- Born: 9 April 1951 (age 75) Bogra, East Bengal, Pakistan
- Allegiance: Bangladesh
- Branch: Bangladesh Army
- Service years: 1975 - 1989
- Rank: Major
- Unit: East Bengal Regiment
- Commands: 2IC of 14th East Bengal Regiment; BM of 46th Independent Infantry Brigade;
- Conflicts: Bangladesh Liberation War
- Awards: Bir Bikrom

= A. T. M. Hamidul Hossain Tariq =

Bangladesh Army veteran

A. T. M. Hamidul Hossain Tariq is a retired major of the Bangladesh Army and veteran of the Bangladesh Liberation War.

== Early life ==
Tariq was born in 1951 in Bogra and studied at Bogra Zilla School. His father, Abdul Hamid, was a deputy superintendent of police.

== Career ==
Tariq joined the Bangladesh Liberation War in 1971 when he was 19 years old and a university student. He was motivated to join the war following the 7 March Speech of Sheikh Mujibur Rahman. He was trained in India. He fought in sector-7 in the Mukti Bahini. He commanded a Mukti Bahini camp during the war. His unit liberated Fulbari Upazila from the Pakistan Army on 1 December 1971. After India joined the war, his unit joined the 6th Guard Regiment of the Indian Army led by Lieutenant Colonel V. K. Datta. For his role in the war, he was awarded Bir Bikrom, the third highest gallantry award of Bangladesh, and he was the youngest recipient of the award. He was hit by bullets eight times during the war. After the Pakistan Army surrendered on 16 December 1971, Tariq entered Bogra on a tank on 18 December.
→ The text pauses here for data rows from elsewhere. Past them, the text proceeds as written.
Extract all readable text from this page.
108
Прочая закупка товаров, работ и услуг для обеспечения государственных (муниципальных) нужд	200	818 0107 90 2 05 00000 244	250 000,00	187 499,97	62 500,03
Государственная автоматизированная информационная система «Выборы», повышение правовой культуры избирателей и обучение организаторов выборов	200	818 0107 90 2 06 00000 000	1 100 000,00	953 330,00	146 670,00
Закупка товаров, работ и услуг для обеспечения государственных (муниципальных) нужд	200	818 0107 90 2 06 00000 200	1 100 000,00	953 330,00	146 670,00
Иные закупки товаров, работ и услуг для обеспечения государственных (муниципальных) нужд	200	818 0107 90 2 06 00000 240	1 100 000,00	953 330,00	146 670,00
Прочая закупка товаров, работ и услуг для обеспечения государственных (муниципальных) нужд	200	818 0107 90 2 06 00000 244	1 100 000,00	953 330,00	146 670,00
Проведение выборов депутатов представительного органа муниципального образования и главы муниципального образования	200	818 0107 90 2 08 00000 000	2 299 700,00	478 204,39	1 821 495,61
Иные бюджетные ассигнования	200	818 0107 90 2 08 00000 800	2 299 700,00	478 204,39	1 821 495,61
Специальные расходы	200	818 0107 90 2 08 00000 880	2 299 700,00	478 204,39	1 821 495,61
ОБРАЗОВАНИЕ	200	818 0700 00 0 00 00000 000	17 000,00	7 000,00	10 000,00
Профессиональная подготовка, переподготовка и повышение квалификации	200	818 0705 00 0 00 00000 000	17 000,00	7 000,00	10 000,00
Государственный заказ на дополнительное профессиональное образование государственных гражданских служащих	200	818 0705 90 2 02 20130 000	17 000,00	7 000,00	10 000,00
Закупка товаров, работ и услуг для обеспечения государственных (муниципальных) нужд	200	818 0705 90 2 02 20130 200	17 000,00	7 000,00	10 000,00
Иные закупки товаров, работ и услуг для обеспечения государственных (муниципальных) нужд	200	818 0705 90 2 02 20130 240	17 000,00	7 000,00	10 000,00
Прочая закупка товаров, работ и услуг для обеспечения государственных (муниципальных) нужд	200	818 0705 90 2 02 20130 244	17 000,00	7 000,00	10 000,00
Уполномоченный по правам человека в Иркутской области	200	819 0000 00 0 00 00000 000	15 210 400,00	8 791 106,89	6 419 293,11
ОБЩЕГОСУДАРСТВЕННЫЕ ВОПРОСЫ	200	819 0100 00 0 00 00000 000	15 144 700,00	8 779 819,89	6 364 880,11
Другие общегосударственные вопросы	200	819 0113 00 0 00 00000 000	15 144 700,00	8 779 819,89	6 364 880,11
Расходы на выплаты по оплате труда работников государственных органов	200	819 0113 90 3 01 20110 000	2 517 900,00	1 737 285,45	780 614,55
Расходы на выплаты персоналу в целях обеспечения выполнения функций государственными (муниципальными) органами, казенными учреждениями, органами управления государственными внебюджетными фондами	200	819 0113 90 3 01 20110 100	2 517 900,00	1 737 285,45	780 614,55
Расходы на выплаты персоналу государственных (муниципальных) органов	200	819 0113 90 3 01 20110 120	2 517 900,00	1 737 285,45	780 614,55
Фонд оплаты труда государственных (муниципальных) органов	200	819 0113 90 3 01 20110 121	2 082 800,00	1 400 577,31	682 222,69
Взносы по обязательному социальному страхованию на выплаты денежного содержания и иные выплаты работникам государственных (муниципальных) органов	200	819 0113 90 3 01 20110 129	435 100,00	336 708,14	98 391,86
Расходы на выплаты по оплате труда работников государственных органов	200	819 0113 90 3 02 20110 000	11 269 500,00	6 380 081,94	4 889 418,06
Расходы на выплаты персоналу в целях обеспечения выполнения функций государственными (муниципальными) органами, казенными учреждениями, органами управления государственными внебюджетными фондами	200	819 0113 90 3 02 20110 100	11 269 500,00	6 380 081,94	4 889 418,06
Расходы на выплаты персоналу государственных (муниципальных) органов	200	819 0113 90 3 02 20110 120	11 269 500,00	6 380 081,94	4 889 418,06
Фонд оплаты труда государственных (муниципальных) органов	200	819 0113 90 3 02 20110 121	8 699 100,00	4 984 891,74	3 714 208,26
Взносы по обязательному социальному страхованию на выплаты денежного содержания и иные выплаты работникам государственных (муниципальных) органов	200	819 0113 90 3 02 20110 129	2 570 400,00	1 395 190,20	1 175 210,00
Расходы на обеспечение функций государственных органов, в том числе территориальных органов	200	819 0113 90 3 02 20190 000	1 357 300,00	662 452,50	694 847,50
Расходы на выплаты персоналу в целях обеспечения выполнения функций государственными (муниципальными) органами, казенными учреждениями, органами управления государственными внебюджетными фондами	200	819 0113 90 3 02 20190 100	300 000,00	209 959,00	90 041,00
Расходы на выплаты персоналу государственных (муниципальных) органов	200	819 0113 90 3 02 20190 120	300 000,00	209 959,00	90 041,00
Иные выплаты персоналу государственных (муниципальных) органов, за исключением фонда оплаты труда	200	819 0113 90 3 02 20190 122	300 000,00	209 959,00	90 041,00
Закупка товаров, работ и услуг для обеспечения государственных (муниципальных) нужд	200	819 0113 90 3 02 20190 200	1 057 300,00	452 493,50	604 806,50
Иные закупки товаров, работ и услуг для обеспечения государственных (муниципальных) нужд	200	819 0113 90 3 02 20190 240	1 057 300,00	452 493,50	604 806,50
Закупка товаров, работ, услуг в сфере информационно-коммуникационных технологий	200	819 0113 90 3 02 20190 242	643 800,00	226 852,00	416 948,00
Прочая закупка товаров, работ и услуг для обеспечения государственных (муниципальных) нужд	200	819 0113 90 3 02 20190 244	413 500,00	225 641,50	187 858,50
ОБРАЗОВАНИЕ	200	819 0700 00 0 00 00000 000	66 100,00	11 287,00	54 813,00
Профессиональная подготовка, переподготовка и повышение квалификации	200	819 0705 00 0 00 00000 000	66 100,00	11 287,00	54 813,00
Tariq joined the Bangladesh Army in 1974. He was a second lieutenant stationed in Comilla Cantonment during the assassination of Sheikh Mujibur Rahman. Tariq retired from the Bangladesh Army as a major in 1989. He joined Padma Oil Company, a state-owned company, after retirement.

Tariq has written extensively on the liberation war; writing 35 books on the war. He was awarded the National Kabi Shamsur Rahman Memorial Award for his literary works. He is a director of the Dhaka Mercantile Co-Operative Bank Limited. He signed a statement in 2020 calling for the punishment of those who vandalized a statue of Sheikh Mujibur Rahman, along with other veterans of the Bangladesh Liberation War. He was the president of the Chittagong University Alumni Association '82.

Tariq is a director of Dhaka Mercantile Co-Operative Bank Limited. He joined the bank in 2005 at his friend Group Captain Abu Zafar Chowdhury's request.